Sunday, April 26, 2009

svn-upgrade on a Bazaar Loom

I maintain modifications of Trac, a Subversion project, as a Bazaar Loom. The bottom thread mirrors the 0.11-stable branch using bzr-svn, with features built purely in Bazaar revisions on top.

When I upgraded bzr-svn once, the Subversion storage format changed incompatibly, meaning I could no longer track Subversion without rebasing my Loom. Here is how I did it:

  1. Make sure the loom is fully forward-merged so that every thread's head is a parent of the top thread. Revisions you miss won't be converted correctly.

  2. Make sure you are on the top thread. svn-upgrade only converts the HEAD and its parents, so if you aren't, the conversion will miss higher threads.

  3. bzr record the loom if there are changes.

  4. Copy or branch the loom to a backup, in case you mess up.

  5. In the Loom directory, run bzr svn-upgrade --idmap-file=../myproj.idmap http://svn.edgewall.org/repos/trac/. The idmap is for your later reference so you can fix up the loom head references, and you can choose where you want to save it. Unless you have parent_location set in .bzr/branch/branch.conf to the actual Subversion branch, you must specify the URL to the repository. This should be some parent directory of the Subversion branch URL, and is usually the one that contains the branches, tags, and trunk subdirectories.

  6. That should spend a bunch of time accessing the network.

  7. Now you need to fix up the .bzr/branch/last-loom file. This is a plain text file, and opening it you'll immediately see why we saved an idmap.

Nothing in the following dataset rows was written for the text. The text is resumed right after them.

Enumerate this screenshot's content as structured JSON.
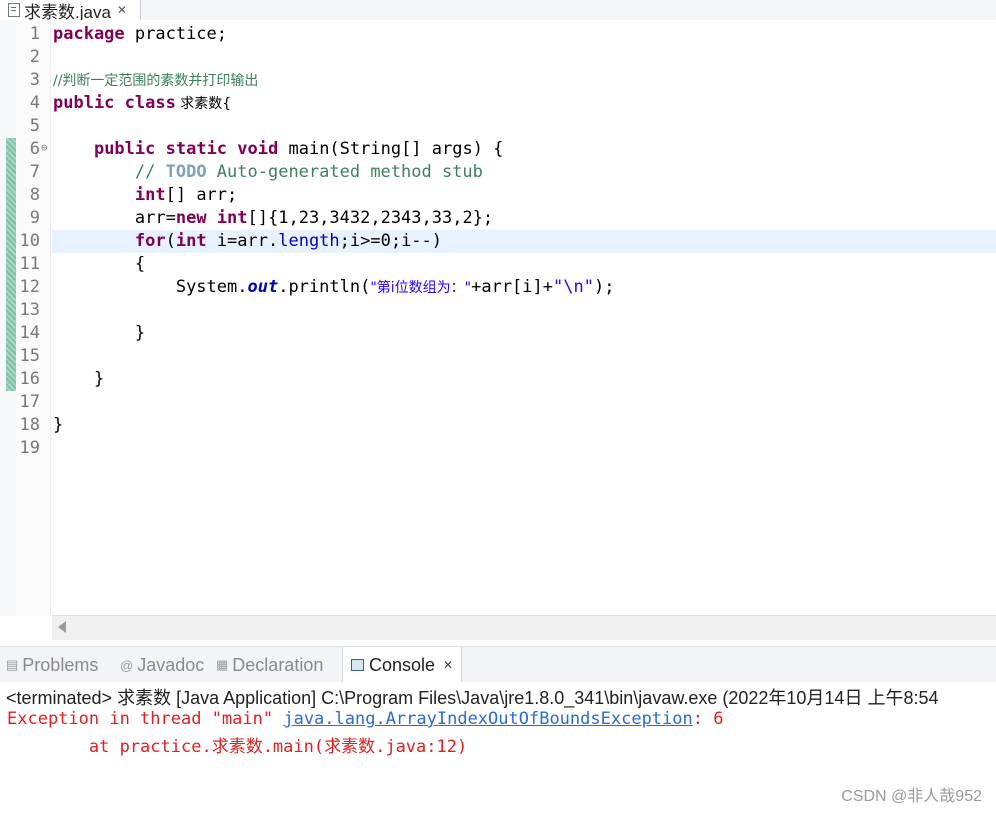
{
  "editor_tab": {
    "title": "求素数.java",
    "close": "✕"
  },
  "line_numbers": [
    "1",
    "2",
    "3",
    "4",
    "5",
    "6",
    "7",
    "8",
    "9",
    "10",
    "11",
    "12",
    "13",
    "14",
    "15",
    "16",
    "17",
    "18",
    "19"
  ],
  "fold_marker": "⊖",
  "code": {
    "l1_kw": "package",
    "l1_rest": " practice;",
    "l3_comment": "//判断一定范围的素数并打印输出",
    "l4_kw1": "public",
    "l4_kw2": "class",
    "l4_rest": " 求素数{",
    "l6_indent": "    ",
    "l6_kw1": "public",
    "l6_kw2": "static",
    "l6_kw3": "void",
    "l6_rest": " main(String[] args) {",
    "l7_indent": "        ",
    "l7_comment1": "// ",
    "l7_todo": "TODO",
    "l7_comment2": " Auto-generated method stub",
    "l8_indent": "        ",
    "l8_kw": "int",
    "l8_rest": "[] arr;",
    "l9_indent": "        ",
    "l9_a": "arr=",
    "l9_kw1": "new",
    "l9_kw2": "int",
    "l9_rest": "[]{1,23,3432,2343,33,2};",
    "l10_indent": "        ",
    "l10_kw1": "for",
    "l10_a": "(",
    "l10_kw2": "int",
    "l10_b": " i=arr.",
    "l10_field": "length",
    "l10_c": ";i>=0;i--)",
    "l11": "        {",
    "l12_indent": "            ",
    "l12_a": "System.",
    "l12_out": "out",
    "l12_b": ".println(",
    "l12_str1": "\"第i位数组为：\"",
    "l12_c": "+arr[i]+",
    "l12_str2": "\"\\n\"",
    "l12_d": ");",
    "l14": "        }",
    "l16": "    }",
    "l18": "}"
  },
  "views": {
    "problems": "Problems",
    "javadoc": "Javadoc",
    "declaration": "Declaration",
    "console": "Console",
    "close": "✕"
  },
  "console": {
    "status": "<terminated> 求素数 [Java Application] C:\\Program Files\\Java\\jre1.8.0_341\\bin\\javaw.exe  (2022年10月14日 上午8:54",
    "exc_prefix": "Exception in thread \"main\" ",
    "exc_link": "java.lang.ArrayIndexOutOfBoundsException",
    "exc_suffix": ": 6",
    "trace": "        at practice.求素数.main(求素数.java:12)"
  },
  "watermark": "CSDN @非人哉952"
}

    The first line is very obviously the Loom file format, which should be "Loom current 1". The second points to the recorded loom, which you can leave alone, because we'll just be fixing where the threads point.

    Each line following is info about a thread, bottom-thread-first (completely counterintuitively, but there you are). The last revision at time of loom-record comes before " : ", the current revision after, and of course the thread name.

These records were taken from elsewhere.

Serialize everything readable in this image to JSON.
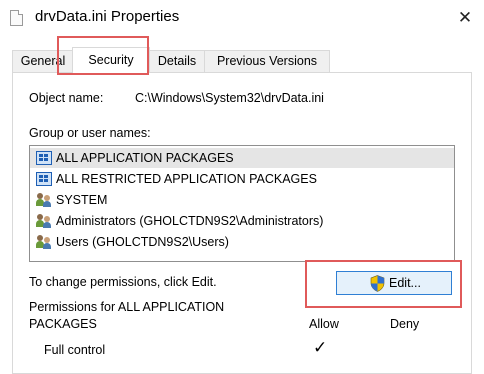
{
  "window": {
    "title": "drvData.ini Properties",
    "close_glyph": "✕"
  },
  "tabs": [
    {
      "label": "General",
      "active": false
    },
    {
      "label": "Security",
      "active": true
    },
    {
      "label": "Details",
      "active": false
    },
    {
      "label": "Previous Versions",
      "active": false
    }
  ],
  "security": {
    "object_name_label": "Object name:",
    "object_name_value": "C:\\Windows\\System32\\drvData.ini",
    "group_label": "Group or user names:",
    "groups": [
      {
        "name": "ALL APPLICATION PACKAGES",
        "icon": "package-icon",
        "selected": true
      },
      {
        "name": "ALL RESTRICTED APPLICATION PACKAGES",
        "icon": "package-icon",
        "selected": false
      },
      {
        "name": "SYSTEM",
        "icon": "users-icon",
        "selected": false
      },
      {
        "name": "Administrators (GHOLCTDN9S2\\Administrators)",
        "icon": "users-icon",
        "selected": false
      },
      {
        "name": "Users (GHOLCTDN9S2\\Users)",
        "icon": "users-icon",
        "selected": false
      }
    ],
    "change_text": "To change permissions, click Edit.",
    "edit_label": "Edit...",
    "permissions_label_line1": "Permissions for ALL APPLICATION",
    "permissions_label_line2": "PACKAGES",
    "allow_header": "Allow",
    "deny_header": "Deny",
    "permissions": [
      {
        "name": "Full control",
        "allow": true,
        "deny": false
      }
    ],
    "check_glyph": "✓"
  },
  "colors": {
    "highlight": "#e05a5a",
    "button_border": "#2f7fd4",
    "button_bg": "#e5f1fb",
    "selection": "#e5e5e5"
  }
}
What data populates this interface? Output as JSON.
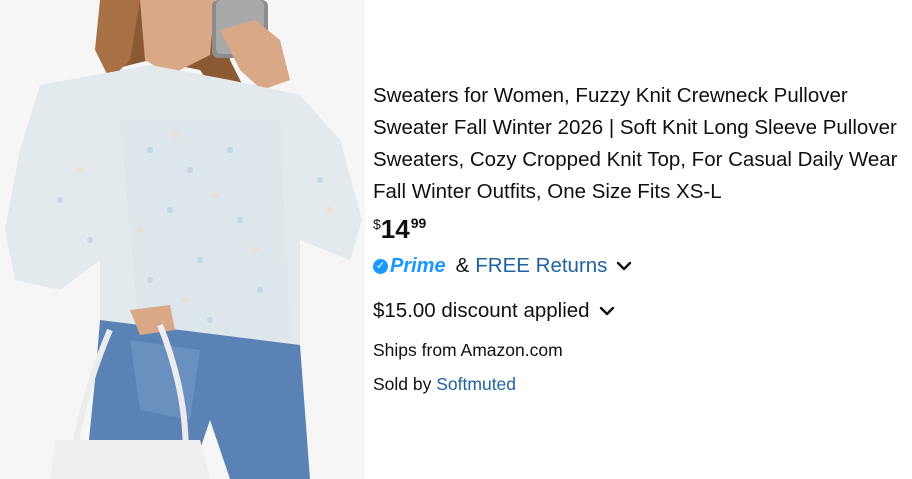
{
  "product": {
    "image_alt": "woman wearing fuzzy knit sweater",
    "title": "Sweaters for Women, Fuzzy Knit Crewneck Pullover Sweater Fall Winter 2026 | Soft Knit Long Sleeve Pullover Sweaters, Cozy Cropped Knit Top, For Casual Daily Wear Fall Winter Outfits, One Size Fits XS-L",
    "price": {
      "currency": "$",
      "whole": "14",
      "fraction": "99"
    },
    "prime": {
      "label": "Prime",
      "check_icon": "check-icon",
      "color": "#1a98ff",
      "ampersand": "&",
      "returns_label": "FREE Returns"
    },
    "discount": {
      "label": "$15.00 discount applied"
    },
    "ships_from": {
      "label": "Ships from Amazon.com"
    },
    "sold_by": {
      "prefix": "Sold by",
      "seller": "Softmuted"
    }
  },
  "colors": {
    "link": "#2162a1",
    "text": "#0f1111",
    "prime": "#1a98ff"
  }
}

    Note that the top (bottom-of-file) thread is a little different. Unlike every other line, the revision ID after " : " is slightly different from the one before. That's because svn-upgrade successfully communicated to loom that the HEAD revision is now the rebased one. It should give you a hint as to how to fix the others.


  8. Looking at the idmap file, you'll quickly see a pattern. Revisions that come from Subversion have their prefixes changed, from "svn-v3-trunk0:" to "svn-v4:", and "%2F" changed to "/" in my case. Non-Subversion revisions simply have "-svn4-upgrade" appended. The whole point is for the svn-upgrade to be trivially repeatable by multiple branch owners, so either memorize the pattern, or keep this file handy.

  9. Back in last-loom, change the revids after the " : " according to the map. If your loom is like mine, with a Subversion revision as the basis and the rest in pure Bazaar, this means changing "svn-v3-trunk0" to "svn-v4" and any instances of "%2F" to "/" for the bottom thread (first in last-loom file), and adding the "-svn4-upgrade" to the rest. Do not change the revid before the " : ". Do not change line 2. Do not change the last line, because it was fixed already.

  10. Move down through the loom looking for failures of bzr log --show-ids -l1, which should print out the revids you just wrote into the loom. If there are failures, you probably messed up a replacement revision; check your idmap file again.

  11. Once you've verified everything, move back to the top thread with bzr switch and record the loom.


What about inter-Loom activity?


The whole point of repeatability in svn-upgrade is to allow independent upgrades to be shared between. So if you have people with divergent looms, simply using svn-upgrade on all of them will make the threads compatible.

This says nothing about whole-loom merging, though. Loom-recording, even between two equal looms, will create divergent loom records. I've never tried loom merging, so you may have to rough it by doing thread-only merging until everyone is synced up again.